だが現れたのは先ほどの帽子ではなく、金属の王冠――内部で光のエネルギーが脈打つものだった。

 

カービィは一度だけシロコの方を向き、小さく息を吸い込むと――

ホシノの肩からふわりと跳んだ。

 

その小さな身体は迷いなく放物線を描き、まっすぐ穴の中へ消えていく。

 

『ああっ……!?』

 

「カービィちゃんが落ちちゃいました!?」

 

「あ、あいつ大丈夫なの…!?」

 

 

焦りが走る中、シロコはじっと穴を見つめたまま小さく首を振った。

 

 

「……ん。不思議だけど……大丈夫、そんな気がする。」

 

「おじさんもだなぁ~……なんでか知らないけど、あの子は平気だって思えちゃうよ。」

 

 

----------------------------------

 

 

穴の底では、沈んだゴリアテが最後の抵抗とばかりに銃口を向け乱射する。

弾丸が壁や瓦礫に跳ね、火花が四方に散る。

 

だが、そこを飛ぶ小さな影は止まらない。

流れ星のような動きで弾丸を避け、まっすぐとゴリアテへ迫っていく。

 

王冠の内部の光が次第に光を強める。

 

――そして距離がゼロになる寸前。

 

カービィは大きく口を開いた。

一瞬、空気が歪んだように感じた。

 

「 は か い の か え ん !!!」

 

穴の中に轟く声とともに凄まじい光が王冠から噴き出し、穴の内部すべてを瞬く間に光で満たしていく。

 

 

---------------------------------

 

 

穴の中から放たれた光は、地表まで一気に噴き上がった。

 

「うへっ!?まぶしっ!!」

 

ホシノが腕で目を覆う。

セリカも思わず顔をそむけ、アヤネの通信も不安定になっていた。

 

『な、なんdすkこの光は!?』

 

「カービィちゃんの……攻撃、なんでしょうか……!?」

 

シロコは片手で目元をかばいながら、それでも穴の奥をじっと見つめていた。

 

次の瞬間、巨大な衝撃が地面を揺らす。

 

建物のガラスがビリビリと震え、吹き上がった風が髪を大きくなびかせた。

 

「ひゃあっ!? 何これ地震!?」

 

光はしばらくの間、ありえないほどの白さであたりを包み込んでいたが――

振動が止んでいくのに連れ、少しずつ薄れていった。

 

そして静寂が戻った頃。

 

 

ぽよんっ。

小さな、でも確かに聞き覚えのある音が穴の奥から響いた。

 

「……あっ」

 

次の瞬間――

カービィが勢いよく穴から飛び出してきた。

 

シロコがそっと両腕を広げると、カービィはふわっと舞い上がり、そのまま胸元に収まった。

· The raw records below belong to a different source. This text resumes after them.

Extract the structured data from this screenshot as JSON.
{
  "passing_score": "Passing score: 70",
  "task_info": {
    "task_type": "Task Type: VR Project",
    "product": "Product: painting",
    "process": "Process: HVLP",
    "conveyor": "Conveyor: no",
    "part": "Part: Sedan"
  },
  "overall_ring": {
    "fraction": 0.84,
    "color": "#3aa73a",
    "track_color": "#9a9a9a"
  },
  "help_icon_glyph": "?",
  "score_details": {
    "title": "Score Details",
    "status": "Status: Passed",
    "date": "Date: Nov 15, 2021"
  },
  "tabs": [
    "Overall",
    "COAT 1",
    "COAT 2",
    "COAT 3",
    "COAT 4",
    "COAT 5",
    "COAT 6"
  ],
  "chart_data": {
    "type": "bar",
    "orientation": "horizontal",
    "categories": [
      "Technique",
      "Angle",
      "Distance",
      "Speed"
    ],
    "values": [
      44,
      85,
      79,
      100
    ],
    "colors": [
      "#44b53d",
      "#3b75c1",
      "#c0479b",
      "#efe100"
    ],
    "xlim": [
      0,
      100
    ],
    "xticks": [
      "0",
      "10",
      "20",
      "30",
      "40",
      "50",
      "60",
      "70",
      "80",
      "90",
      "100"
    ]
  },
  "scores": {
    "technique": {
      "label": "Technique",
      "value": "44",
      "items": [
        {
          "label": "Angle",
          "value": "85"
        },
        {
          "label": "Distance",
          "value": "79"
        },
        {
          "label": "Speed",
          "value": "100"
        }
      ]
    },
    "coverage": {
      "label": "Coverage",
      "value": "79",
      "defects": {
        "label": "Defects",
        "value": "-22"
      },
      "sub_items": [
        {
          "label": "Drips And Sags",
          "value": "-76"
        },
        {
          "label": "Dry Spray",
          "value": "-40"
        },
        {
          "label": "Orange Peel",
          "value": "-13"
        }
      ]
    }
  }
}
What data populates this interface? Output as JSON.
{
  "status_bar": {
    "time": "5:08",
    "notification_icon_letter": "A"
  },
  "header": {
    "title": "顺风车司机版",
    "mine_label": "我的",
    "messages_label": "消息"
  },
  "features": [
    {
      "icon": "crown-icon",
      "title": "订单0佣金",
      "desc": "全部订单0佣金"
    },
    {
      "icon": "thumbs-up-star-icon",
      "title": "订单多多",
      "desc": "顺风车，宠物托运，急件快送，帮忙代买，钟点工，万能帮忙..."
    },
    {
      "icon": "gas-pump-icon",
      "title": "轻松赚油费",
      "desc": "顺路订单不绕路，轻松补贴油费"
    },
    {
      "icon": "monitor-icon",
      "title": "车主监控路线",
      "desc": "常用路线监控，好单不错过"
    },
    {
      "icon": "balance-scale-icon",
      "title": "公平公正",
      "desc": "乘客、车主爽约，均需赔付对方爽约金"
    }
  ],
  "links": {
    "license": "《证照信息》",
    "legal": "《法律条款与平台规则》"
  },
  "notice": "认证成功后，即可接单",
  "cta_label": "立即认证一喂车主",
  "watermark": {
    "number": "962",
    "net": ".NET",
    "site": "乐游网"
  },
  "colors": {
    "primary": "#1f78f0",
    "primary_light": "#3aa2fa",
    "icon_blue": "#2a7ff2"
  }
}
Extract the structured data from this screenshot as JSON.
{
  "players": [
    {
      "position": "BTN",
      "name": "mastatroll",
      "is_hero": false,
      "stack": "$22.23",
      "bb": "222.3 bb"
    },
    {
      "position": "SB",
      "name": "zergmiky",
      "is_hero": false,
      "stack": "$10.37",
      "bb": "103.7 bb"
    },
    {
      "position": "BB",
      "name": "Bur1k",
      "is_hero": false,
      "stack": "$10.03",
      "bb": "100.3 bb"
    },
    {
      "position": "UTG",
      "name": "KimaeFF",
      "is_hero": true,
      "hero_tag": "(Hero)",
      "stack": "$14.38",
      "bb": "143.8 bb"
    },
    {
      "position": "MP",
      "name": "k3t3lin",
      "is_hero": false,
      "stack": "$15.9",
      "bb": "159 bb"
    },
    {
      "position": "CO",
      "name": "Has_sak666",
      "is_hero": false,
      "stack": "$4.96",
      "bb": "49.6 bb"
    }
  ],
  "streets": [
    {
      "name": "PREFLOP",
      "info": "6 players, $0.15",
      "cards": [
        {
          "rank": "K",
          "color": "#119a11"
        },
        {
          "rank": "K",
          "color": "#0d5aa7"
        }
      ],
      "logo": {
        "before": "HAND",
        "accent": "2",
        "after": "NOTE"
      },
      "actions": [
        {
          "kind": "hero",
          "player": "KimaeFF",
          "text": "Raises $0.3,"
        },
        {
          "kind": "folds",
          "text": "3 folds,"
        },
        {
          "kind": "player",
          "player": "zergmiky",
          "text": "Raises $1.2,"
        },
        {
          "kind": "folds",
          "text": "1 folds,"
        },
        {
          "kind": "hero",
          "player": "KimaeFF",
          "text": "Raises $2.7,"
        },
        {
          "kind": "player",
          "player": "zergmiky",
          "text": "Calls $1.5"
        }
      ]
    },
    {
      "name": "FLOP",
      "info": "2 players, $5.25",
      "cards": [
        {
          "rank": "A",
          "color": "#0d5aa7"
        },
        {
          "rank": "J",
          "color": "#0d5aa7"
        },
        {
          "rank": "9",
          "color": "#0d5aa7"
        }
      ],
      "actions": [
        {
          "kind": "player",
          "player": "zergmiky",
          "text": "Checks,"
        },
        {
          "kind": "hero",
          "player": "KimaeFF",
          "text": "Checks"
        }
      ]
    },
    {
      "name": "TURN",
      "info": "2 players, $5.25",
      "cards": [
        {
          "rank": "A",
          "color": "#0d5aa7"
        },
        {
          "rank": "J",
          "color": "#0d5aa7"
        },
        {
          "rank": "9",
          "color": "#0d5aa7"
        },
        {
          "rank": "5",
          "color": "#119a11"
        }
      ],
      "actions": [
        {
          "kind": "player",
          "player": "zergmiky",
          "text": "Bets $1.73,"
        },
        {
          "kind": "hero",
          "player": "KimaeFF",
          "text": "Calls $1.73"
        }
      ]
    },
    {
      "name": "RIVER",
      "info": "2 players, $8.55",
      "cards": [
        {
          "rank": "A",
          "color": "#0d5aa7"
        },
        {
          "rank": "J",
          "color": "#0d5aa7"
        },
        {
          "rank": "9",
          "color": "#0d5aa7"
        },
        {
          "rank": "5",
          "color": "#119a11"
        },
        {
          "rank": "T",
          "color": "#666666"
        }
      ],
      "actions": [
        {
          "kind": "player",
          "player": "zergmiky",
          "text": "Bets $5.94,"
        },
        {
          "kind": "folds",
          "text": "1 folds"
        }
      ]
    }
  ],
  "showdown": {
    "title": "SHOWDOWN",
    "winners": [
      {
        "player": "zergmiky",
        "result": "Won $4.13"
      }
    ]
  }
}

全身うっすらと煤けていて、ところどころ焦げ跡もあるのに、当の本人(?)は満足げに目を細めて「ぽよ!」と笑う。

 

「…無事で良かった。」

 

軽く抱きしめながら呟くシロコ。その足元、穴の底では、ゴリアテだったものが無惨な残骸となって散らばっていた。

 

そして――

 

残骸の中心から、どろりとした黒い煙が立ちのぼる。

形を持たないのに、どこか意思だけは確かにそこにあるような、そんな気配。

 

まるで、

“まだ終わりじゃない”

と告げるかのように、煙はゆっくりと空へ吸い上げられていく。

 

シロコとカービィは、ただ黙ってその行方を目で追っていた。

胸の奥に残るざわつきだけが、風より重く沈んでいた。




コピー能力:クラッシュ
コピー元:シロコが持ってたやばそうな爆弾

DANGER! DANGER!
スティックガチャガチャ 力を ためれば
ばくはつ力も パワーアップ!
あたりも ぜ〜んぶ ふっとばす!
さいしゅうへいきは 1回だけヨ

(強化後のじごくのごうかではなくはかいのかえんだった理由としてはそれを使ったら穴以外の街ごと全部消し飛ばしそうだったのでカービィが調節しました。)